Терминологический аппарат
Проблема оценки качества перевода вообще и художественного перевода, в частности, является одной из наиболее актуальных и наименее разработанных в современной теории перевода. Во избежание ошибок в продукте какой-либо деятельности необходимо иметь эталон идеального продукта данной деятельности, выявить и классифицировать возможные погрешности, а также разработать алгоритм поиска и устранения этих погрешностей. В этом отношении обоснованными представляются требования к переводу, составленные Л. К. Латышевым на основе рекомендаций ведущих отечественных и зарубежных переводоведов.
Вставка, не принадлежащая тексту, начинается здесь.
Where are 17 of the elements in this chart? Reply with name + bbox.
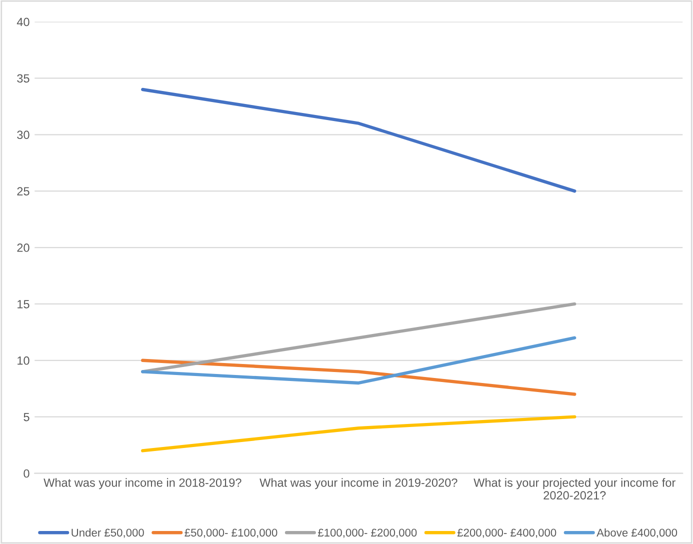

Перечислим отдельные из них: «Переводной текст должен максимально полно воспроизводить не только смысл и содержание оригинала, но и его структуру, стиль и особенности речи автора ... ; текст перевода должен быть таким, чтобы он мог использоваться так, как будто он есть оригинал, и, в частности, чтобы он мог цитироваться как слова автора; по тексту перевода не должно быть видно его „иностранное" происхождение, или, иными словами, язык переводного текста должен быть в принципе таким же, как и язык непереводного (оригинального) текста. Переводной текст должен восприниматься читателем или слушателем так же, как он воспринимал бы текст оригинала, если бы владел соответствующим языком» [Латышев 2000: 16]. С. В. Тюленев, в свою очередь, предлагает следующие требования к качественному переводу: 1. Перевод должен верно отражать фактическую сторону оригинала, т.е. правильно передавать план содержания, заключенную в нем информацию. 2. Перевод должен верно отражать цель создания оригинала (прагматический аспект). 3. Перевод должен воспроизводить «тон и важнейшие стилистические особенности оригинала», т.е. точно указывать на принадлежность оригинала тому или иному функциональному стилю; 4. Перевод должен точно доносить авторское отношение к представленному в тексте предмету [ср.: Тюленев 2004: 146-147].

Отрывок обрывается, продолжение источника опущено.